The views quickly made me forget my aching knees; a rollercoaster ride plunging down through breezy beech forests and back up among terraces of vines. You could stop every hundred metres to sample each cellar’s wines if you could stay upright in the saddle long enough.
The miles seemed to disappear as I relaxed into the rhythm of cycling. I ate my sandwiches in the shade of a blossom-laden apple tree at one of Slovenia’s oldest watermills, the river rushing near my feet. The huge wheel was mounted on pontoons in the middle of the river to get the fastest flow while, inside, the mill shuddered as if alive.
Over dinner that evening, I chatted with inn-owner Ines about a British invasion. Her sociology thesis will be about English people buying local property. “There’s a British guy married to a Slovenian who’s turned estate agent. He’s making a fortune,” she explained as I tucked into her mother-in-law’s mushroom and barley soup. “There are 200 British families here now. House prices are rocketing. Why here?” she bemoaned.
The next day I cycled 50km into Hungary and back, and I understood Ines’ lament. In Slovenia, garish new-builds had interrupted the flow of pretty, ancient cottages, but here there was no painted concrete or shiny tiles. And presumably no marauding Brits.
I cycled through sleepy hamlets, where multicoloured beehives dotted the gardens and piles of logs leant against the walls. On the air came the scent of freshly cut wood while larks twittered from pylons and storks sat in judgement on telegraph poles. Little old ladies weeding their gardens were bent so double I wondered if they’d ever get up again.

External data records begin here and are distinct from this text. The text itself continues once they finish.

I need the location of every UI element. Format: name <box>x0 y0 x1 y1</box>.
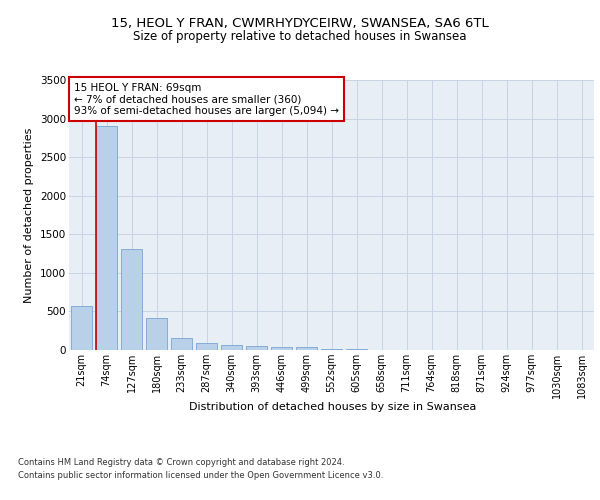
Text: Contains public sector information licensed under the Open Government Licence v3: Contains public sector information licen… <box>18 470 383 480</box>
Text: 15, HEOL Y FRAN, CWMRHYDYCEIRW, SWANSEA, SA6 6TL: 15, HEOL Y FRAN, CWMRHYDYCEIRW, SWANSEA,… <box>111 18 489 30</box>
Text: Contains HM Land Registry data © Crown copyright and database right 2024.: Contains HM Land Registry data © Crown c… <box>18 458 344 467</box>
Text: Distribution of detached houses by size in Swansea: Distribution of detached houses by size … <box>190 402 476 412</box>
Bar <box>271 346 292 350</box>
Bar <box>96 126 117 350</box>
Y-axis label: Number of detached properties: Number of detached properties <box>25 128 34 302</box>
Bar <box>321 349 342 350</box>
Bar <box>296 347 317 350</box>
Text: 15 HEOL Y FRAN: 69sqm
← 7% of detached houses are smaller (360)
93% of semi-deta: 15 HEOL Y FRAN: 69sqm ← 7% of detached h… <box>74 82 339 116</box>
Bar <box>146 318 167 350</box>
Bar <box>221 346 242 350</box>
Bar <box>246 346 267 350</box>
Text: Size of property relative to detached houses in Swansea: Size of property relative to detached ho… <box>133 30 467 43</box>
Bar <box>171 338 192 350</box>
Bar <box>71 306 92 350</box>
Bar <box>196 344 217 350</box>
Bar <box>121 249 142 350</box>
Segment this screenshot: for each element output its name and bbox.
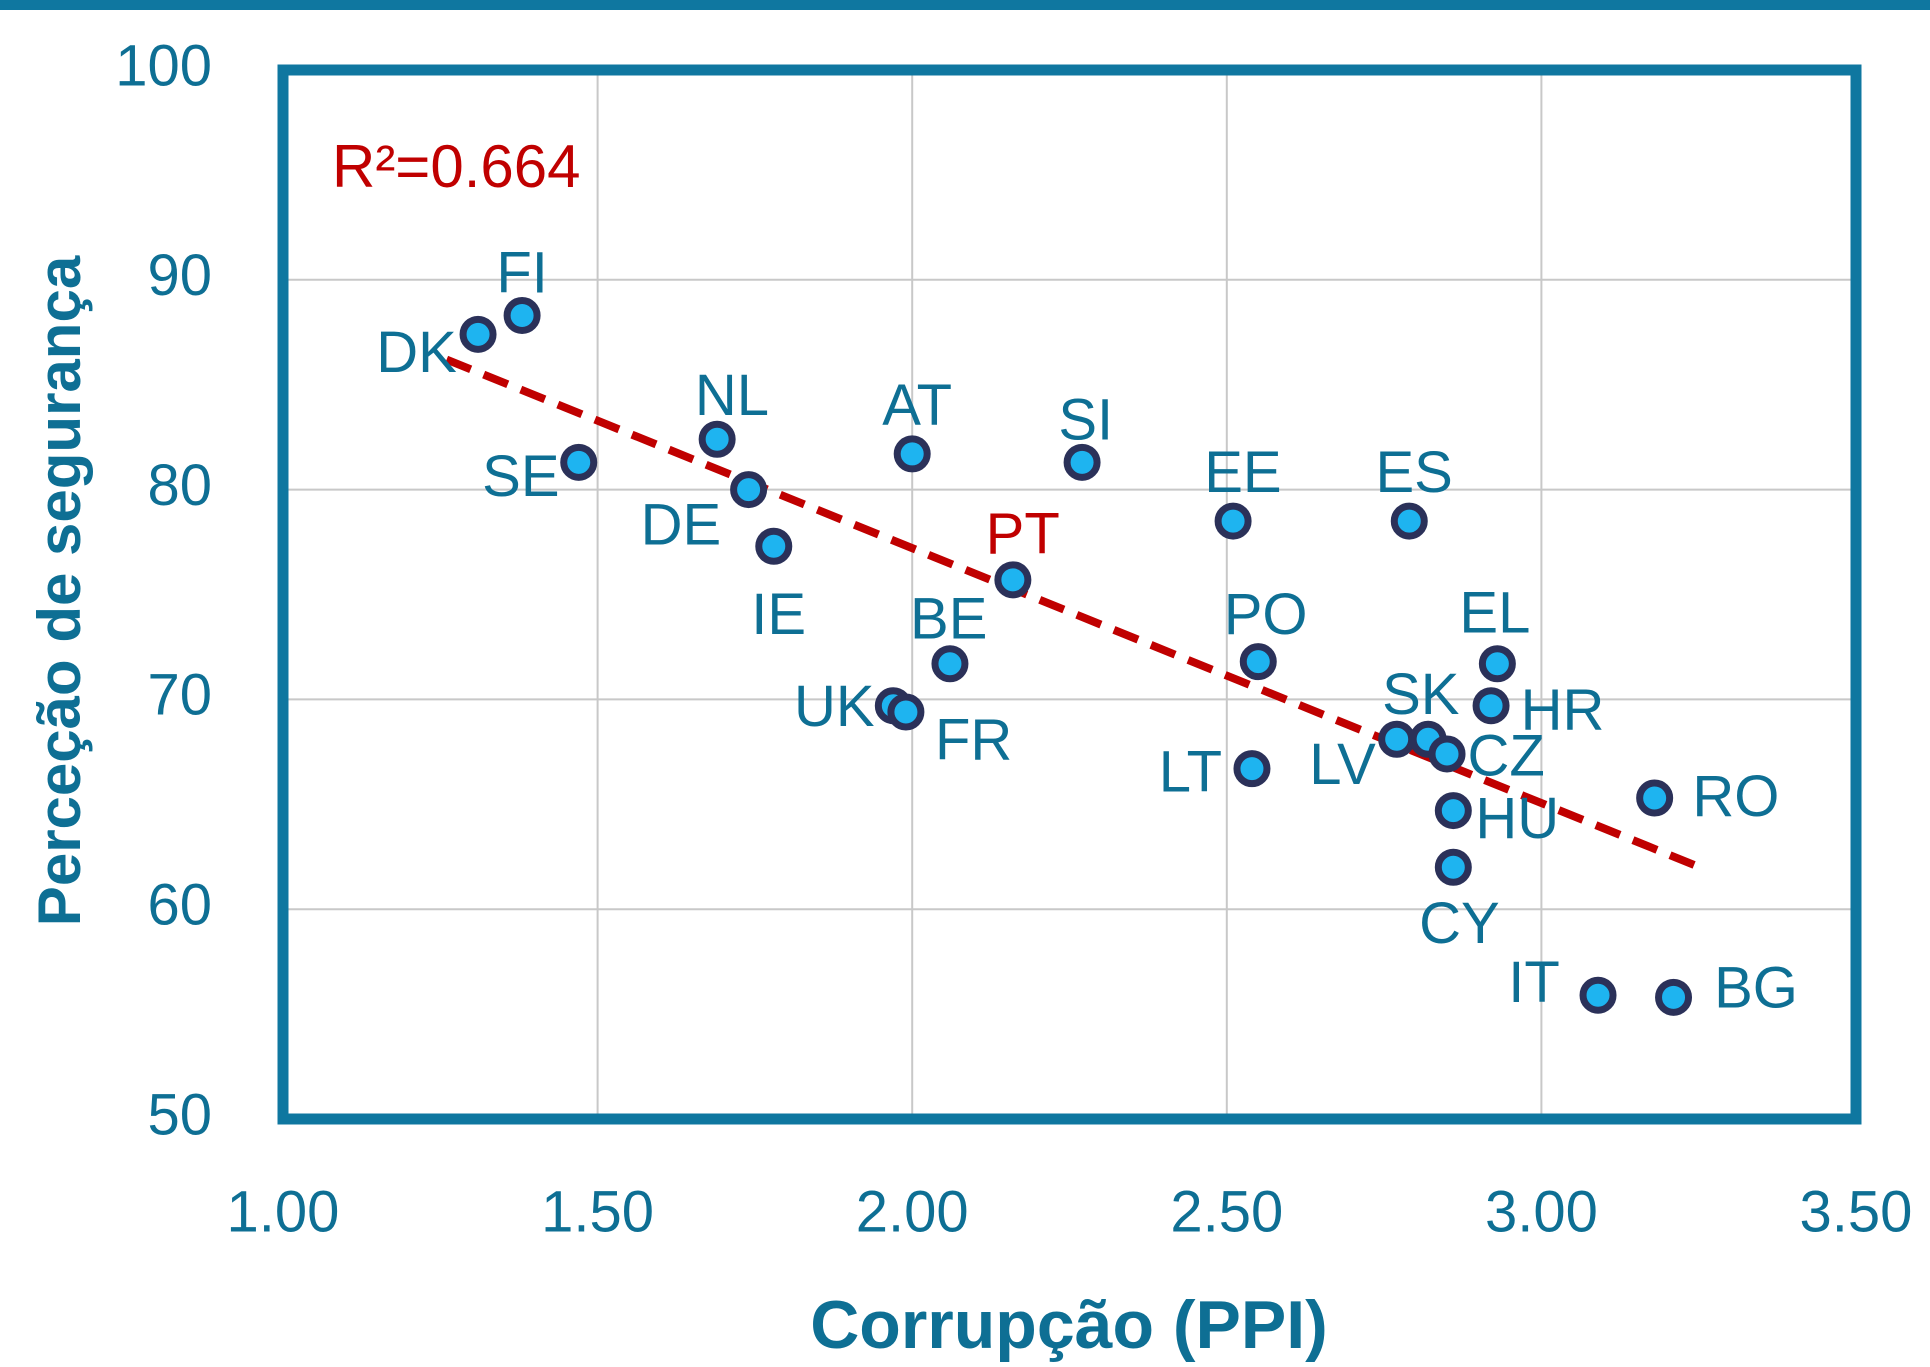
x-tick-label: 2.00 bbox=[856, 1179, 969, 1244]
point bbox=[1478, 645, 1516, 683]
point bbox=[459, 315, 497, 353]
point bbox=[755, 527, 793, 565]
point-label: DE bbox=[641, 492, 722, 557]
point bbox=[1434, 792, 1472, 830]
trendline bbox=[445, 355, 1707, 874]
point bbox=[730, 471, 768, 509]
point-label: SI bbox=[1058, 387, 1113, 452]
top-bar bbox=[0, 0, 1930, 10]
point-label: DK bbox=[376, 320, 457, 385]
point-label: SE bbox=[482, 444, 559, 509]
point bbox=[1434, 848, 1472, 886]
point bbox=[1390, 502, 1428, 540]
point-label: LV bbox=[1309, 732, 1376, 797]
point-label: FR bbox=[935, 707, 1012, 772]
y-tick-label: 60 bbox=[147, 873, 212, 938]
point-label: PO bbox=[1224, 582, 1308, 647]
point bbox=[887, 693, 925, 731]
point bbox=[1239, 643, 1277, 681]
annotation: R²=0.664 bbox=[332, 133, 581, 200]
x-tick-label: 3.00 bbox=[1485, 1179, 1598, 1244]
point-label: HU bbox=[1475, 786, 1559, 851]
point-label: UK bbox=[794, 674, 875, 739]
point-label: NL bbox=[695, 363, 769, 428]
point-label: EL bbox=[1459, 580, 1530, 645]
point bbox=[560, 443, 598, 481]
x-axis-label: Corrupção (PPI) bbox=[810, 1287, 1328, 1363]
point-label: IE bbox=[751, 582, 806, 647]
y-axis-label: Perceção de segurança bbox=[26, 255, 93, 926]
point bbox=[1233, 750, 1271, 788]
point bbox=[1579, 976, 1617, 1014]
y-tick-label: 100 bbox=[115, 33, 212, 98]
point-label: FI bbox=[496, 241, 548, 306]
point bbox=[1636, 779, 1674, 817]
y-tick-label: 80 bbox=[147, 453, 212, 518]
x-tick-label: 2.50 bbox=[1170, 1179, 1283, 1244]
point bbox=[893, 435, 931, 473]
point-label: EE bbox=[1204, 440, 1281, 505]
point bbox=[1063, 443, 1101, 481]
point-label: AT bbox=[882, 373, 952, 438]
point-label: LT bbox=[1159, 739, 1222, 804]
point bbox=[698, 420, 736, 458]
point bbox=[994, 561, 1032, 599]
point-label: ES bbox=[1376, 440, 1453, 505]
point bbox=[1472, 687, 1510, 725]
point-label: CY bbox=[1419, 891, 1500, 956]
y-tick-label: 50 bbox=[147, 1082, 212, 1147]
plot-frame bbox=[277, 64, 1862, 1125]
point-label: CZ bbox=[1467, 723, 1544, 788]
point-label: PT bbox=[986, 501, 1060, 566]
y-tick-label: 70 bbox=[147, 663, 212, 728]
point-label: BG bbox=[1714, 956, 1798, 1021]
point bbox=[1378, 720, 1416, 758]
x-tick-label: 1.00 bbox=[227, 1179, 340, 1244]
point-label: HR bbox=[1521, 678, 1605, 743]
point-label: RO bbox=[1692, 764, 1779, 829]
point-label: BE bbox=[910, 586, 987, 651]
point bbox=[931, 645, 969, 683]
point bbox=[1214, 502, 1252, 540]
x-tick-label: 1.50 bbox=[541, 1179, 654, 1244]
point bbox=[1428, 735, 1466, 773]
point-label: SK bbox=[1382, 662, 1460, 727]
point bbox=[1655, 978, 1693, 1016]
point-label: IT bbox=[1508, 950, 1560, 1015]
y-tick-label: 90 bbox=[147, 243, 212, 308]
point bbox=[503, 296, 541, 334]
x-tick-label: 3.50 bbox=[1800, 1179, 1913, 1244]
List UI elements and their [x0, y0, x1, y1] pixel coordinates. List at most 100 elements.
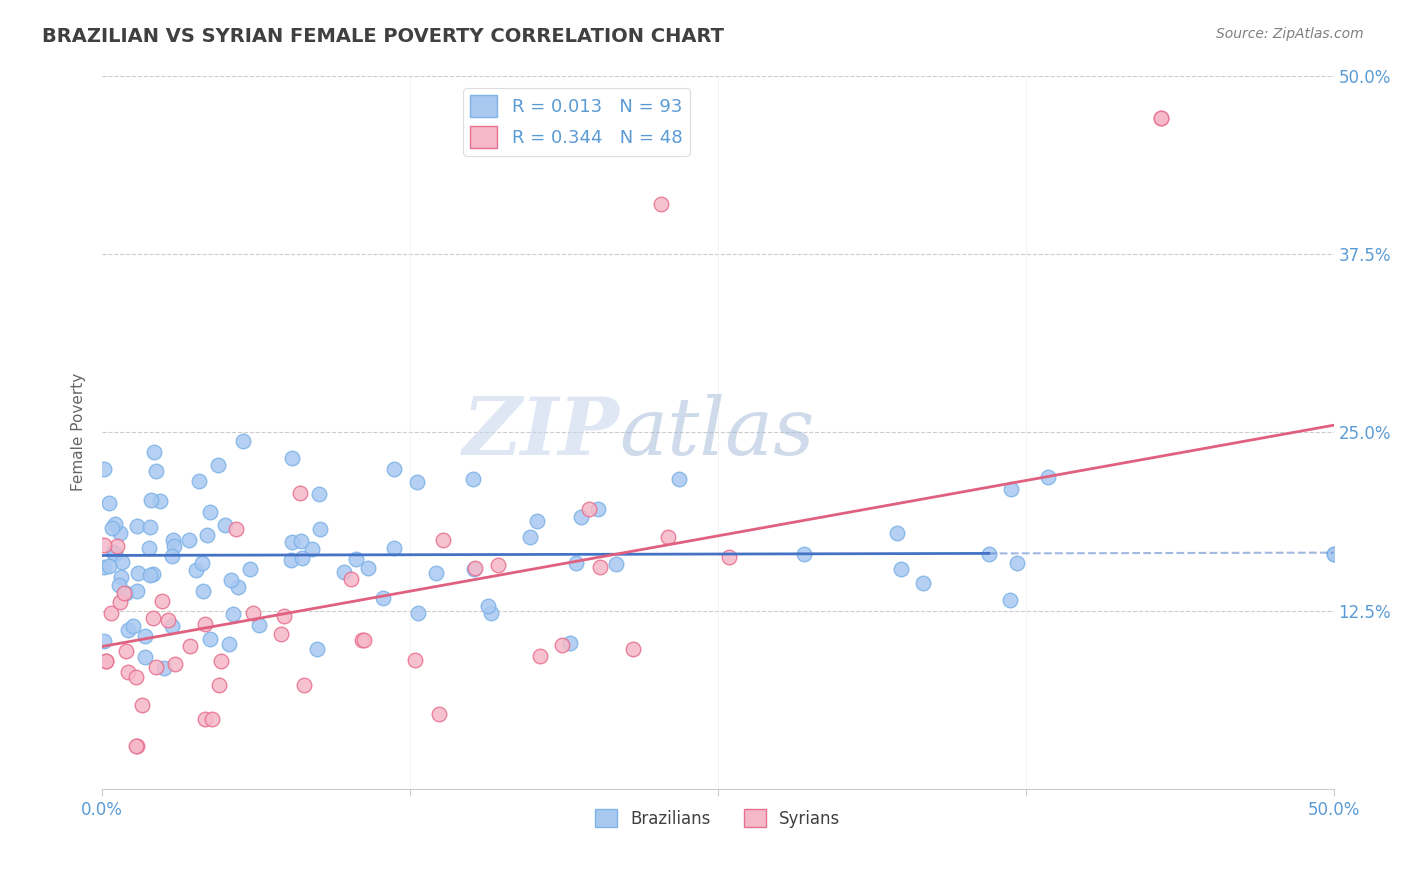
Point: [108, 526, 131, 541]
Point: [588, 502, 610, 516]
Point: [139, 567, 162, 582]
Point: [117, 623, 139, 637]
Point: [529, 648, 551, 663]
Point: [280, 553, 302, 567]
Point: [127, 739, 149, 754]
Point: [98, 558, 121, 573]
Point: [138, 541, 160, 555]
Point: [111, 555, 134, 569]
Point: [291, 551, 314, 566]
Point: [290, 534, 312, 549]
Point: [352, 632, 374, 647]
Point: [156, 613, 179, 627]
Point: [569, 510, 592, 524]
Point: [139, 520, 162, 534]
Point: [112, 586, 135, 600]
Point: [307, 642, 329, 657]
Text: ZIP: ZIP: [463, 393, 620, 471]
Point: [382, 541, 405, 556]
Point: [406, 475, 429, 489]
Point: [188, 474, 211, 488]
Point: [103, 547, 125, 561]
Point: [560, 635, 582, 649]
Point: [93, 634, 115, 648]
Point: [565, 557, 588, 571]
Point: [406, 606, 429, 620]
Point: [134, 649, 156, 664]
Point: [214, 518, 236, 533]
Point: [432, 533, 454, 547]
Point: [463, 562, 485, 576]
Point: [131, 698, 153, 712]
Point: [142, 566, 165, 581]
Point: [247, 618, 270, 632]
Point: [427, 706, 450, 721]
Point: [226, 580, 249, 594]
Point: [890, 562, 912, 576]
Point: [1322, 547, 1344, 561]
Point: [97, 496, 120, 510]
Point: [382, 462, 405, 476]
Point: [357, 561, 380, 575]
Point: [333, 565, 356, 579]
Point: [195, 527, 218, 541]
Point: [578, 502, 600, 516]
Point: [344, 551, 367, 566]
Point: [425, 566, 447, 580]
Point: [280, 451, 302, 466]
Point: [526, 514, 548, 528]
Point: [115, 586, 138, 600]
Point: [1038, 470, 1060, 484]
Point: [373, 591, 395, 606]
Point: [160, 619, 183, 633]
Point: [162, 533, 184, 547]
Point: [339, 572, 361, 586]
Point: [301, 541, 323, 556]
Point: [114, 644, 136, 658]
Point: [117, 665, 139, 679]
Point: [1005, 557, 1028, 571]
Point: [93, 538, 115, 552]
Point: [100, 606, 122, 620]
Point: [668, 472, 690, 486]
Point: [281, 534, 304, 549]
Point: [519, 530, 541, 544]
Point: [589, 560, 612, 574]
Point: [194, 712, 217, 726]
Point: [270, 627, 292, 641]
Point: [886, 525, 908, 540]
Point: [605, 558, 627, 572]
Point: [186, 563, 208, 577]
Point: [105, 539, 128, 553]
Point: [219, 573, 242, 587]
Point: [110, 570, 132, 584]
Point: [198, 505, 221, 519]
Point: [1000, 482, 1022, 496]
Y-axis label: Female Poverty: Female Poverty: [72, 373, 86, 491]
Text: BRAZILIAN VS SYRIAN FEMALE POVERTY CORRELATION CHART: BRAZILIAN VS SYRIAN FEMALE POVERTY CORRE…: [42, 27, 724, 45]
Point: [163, 657, 186, 671]
Point: [122, 619, 145, 633]
Point: [191, 556, 214, 570]
Point: [793, 547, 815, 561]
Point: [288, 486, 311, 500]
Point: [125, 670, 148, 684]
Point: [239, 562, 262, 576]
Point: [479, 607, 502, 621]
Point: [103, 516, 125, 531]
Point: [101, 545, 124, 559]
Point: [308, 522, 330, 536]
Point: [160, 549, 183, 563]
Point: [139, 493, 162, 508]
Point: [998, 592, 1021, 607]
Point: [134, 629, 156, 643]
Point: [209, 654, 232, 668]
Point: [179, 639, 201, 653]
Point: [145, 660, 167, 674]
Legend: Brazilians, Syrians: Brazilians, Syrians: [589, 803, 846, 834]
Point: [1150, 112, 1173, 126]
Point: [162, 539, 184, 553]
Point: [145, 464, 167, 478]
Point: [977, 547, 1000, 561]
Point: [108, 578, 131, 592]
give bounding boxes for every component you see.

Pots on poles lined the street – it seemed every house had its potter. Hidden in a shed behind one building, I found Janos busy at his wheel, bowls sprouting between his muddy fingers. We communicated in broken German; he told me that he learned his trade from his father. I wanted to buy a pot but I had just six euros. This seemed a paltry sum, but it was enough to buy a purchase. Janos, delighted to make the sale, wrapped my vase in newspaper and I squeezed it into my panniers, already wondering if I’d get it home in one piece.
It was a steep pedal back to the border and I arrived puffing and sweating. A female official looked me up and down, asked for my passport and disappeared inside with it. Minutes ticked by. Was I about to be hauled in for questioning? She finally returned brandishing a large circular canister and motioned towards the bike. I had no idea what she meant. Then I realised – she was pointing at my water bottle and was offering to refill it.
As I pedalled across borders and wide-open spaces I was beginning to surprise myself – I was really enjoying the cycling. The sense of having sweated to get somewhere was immensely satisfying. I spent another day cycling through Slovenia’s fields of barley dancing in the breeze, then turned my handlebars towards Austria for the final push.
Here, things were more ordered, with smooth cycle paths – the push-bikers’ autobahn. Bad Radkersburg was beautiful; all perfectly restored medieval houses and squares. But, I wondered as I was pummelled in the ultra-modern spa pool, was it maybe just a bit too idyllic?
Much of the charm of Slovenia, Croatia and Hungary is that they’re still rough around the edges. The history feels more connected to those who live there; many continue lifestyles unchanged for generations. Making comparisons across borders had been one of the delights of this trip – and being on a bike enabled me to get that much closer.
In fact there was only one way to get more intimate.
I clambered stiffly from my saddle and headed for the sauna. It was time to get naked with a bunch of Austrians.